O corpo de Elinia estava sendo carregado até então por Drake. Quando vimos os trolls, ele a deixou gentilmente no chão antes de partir para a luta. A partir disso, eu tinha ouvido passos vindo da direção contrária, mas a batalha com os trolls chamou toda minha atenção. Soube depois que era Castiel voltando. Ele chegou ao combate, pegou o corpo de Elinia e assoviou uma cura. Foi ele quem me salvou, diferente da vez em que morri sangrando no meio do acampamento hobgoblin. E agora, Elinia voltava viva. Ela havia sido ressuscitada por Allihanna, sua Deusa da Natureza. De fato, os argumentos de que os deuses estavam efetivamente conosco era mais do que uma verdade abstrata. Era concreto, físico e visível. Drake olhou para mim com um irritante “eu não te falei?” estampado na cara. Mas meu rancor sumiu imediatamente. Ela estava viva.
Victor olhou para mim e, me vendo imóvel ao vê-la, abraçou Elinia primeiro.

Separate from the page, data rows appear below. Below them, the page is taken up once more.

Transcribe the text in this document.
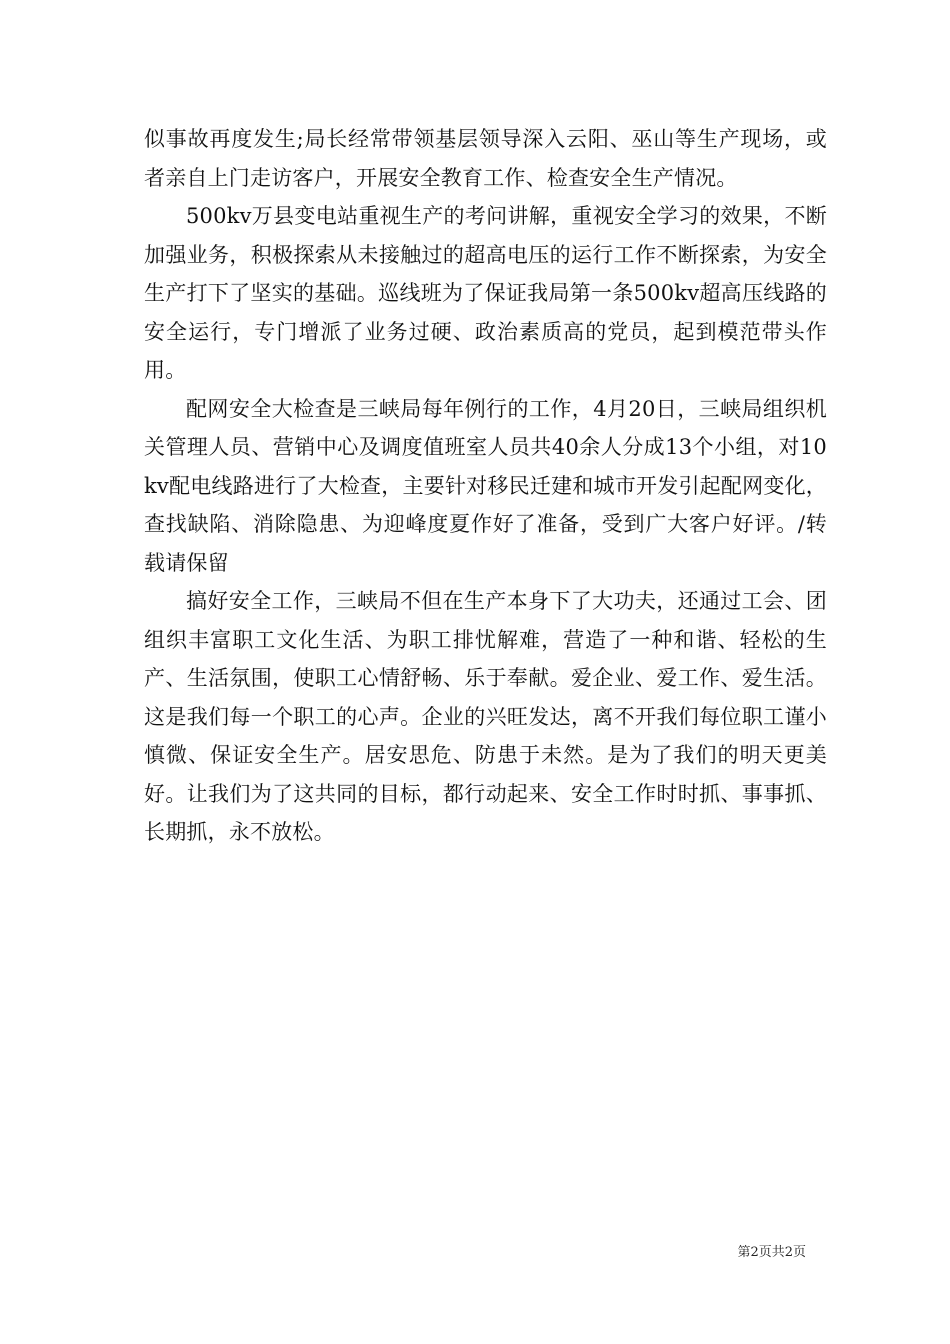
似事故再度发生;局长经常带领基层领导深入云阳、巫山等生产现场，或者亲自上门走访客户，开展安全教育工作、检查安全生产情况。

500kv万县变电站重视生产的考问讲解，重视安全学习的效果，不断加强业务，积极探索从未接触过的超高电压的运行工作不断探索，为安全生产打下了坚实的基础。巡线班为了保证我局第一条500kv超高压线路的安全运行，专门增派了业务过硬、政治素质高的党员，起到模范带头作用。

配网安全大检查是三峡局每年例行的工作，4月20日，三峡局组织机关管理人员、营销中心及调度值班室人员共40余人分成13个小组，对10kv配电线路进行了大检查，主要针对移民迁建和城市开发引起配网变化，查找缺陷、消除隐患、为迎峰度夏作好了准备，受到广大客户好评。/转载请保留

搞好安全工作，三峡局不但在生产本身下了大功夫，还通过工会、团组织丰富职工文化生活、为职工排忧解难，营造了一种和谐、轻松的生产、生活氛围，使职工心情舒畅、乐于奉献。爱企业、爱工作、爱生活。这是我们每一个职工的心声。企业的兴旺发达，离不开我们每位职工谨小慎微、保证安全生产。居安思危、防患于未然。是为了我们的明天更美好。让我们为了这共同的目标，都行动起来、安全工作时时抓、事事抓、长期抓，永不放松。

第2页共2页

Eu depois lhe disse algumas palavras toscas, como era de se esperar. Algo sobre sua morte não ter sido em vão. Ou que ela foi vingada. Algo assim. Algo que um jovem de vinte e quatro anos falaria sem muito floreio.
A morte havia deixado de ser um empecilho. Foi ali que senti, de verdade mesmo, que estava acima das pessoas comuns.

Ainda encontramos um tesouro de moedas de platina, raríssimas e, por isso, valiosíssimas. Valiam mais que ouro. Deixamos como “fundos do grupo”, ao invés de dividir individualmente. Era um modo mais democrático de se manter o controle do grupo, certamente. E pra mim, tesouros nunca foram tão importantes assim, mas sim as aventuras e meus companheiros.
Vendo que não havia mais lugares para ir, decidimos voltar ao começo e pegar o outro caminho, onde havia rastros de pegadas. Agora, talvez, fossemos de fato conhecer os finntrolls.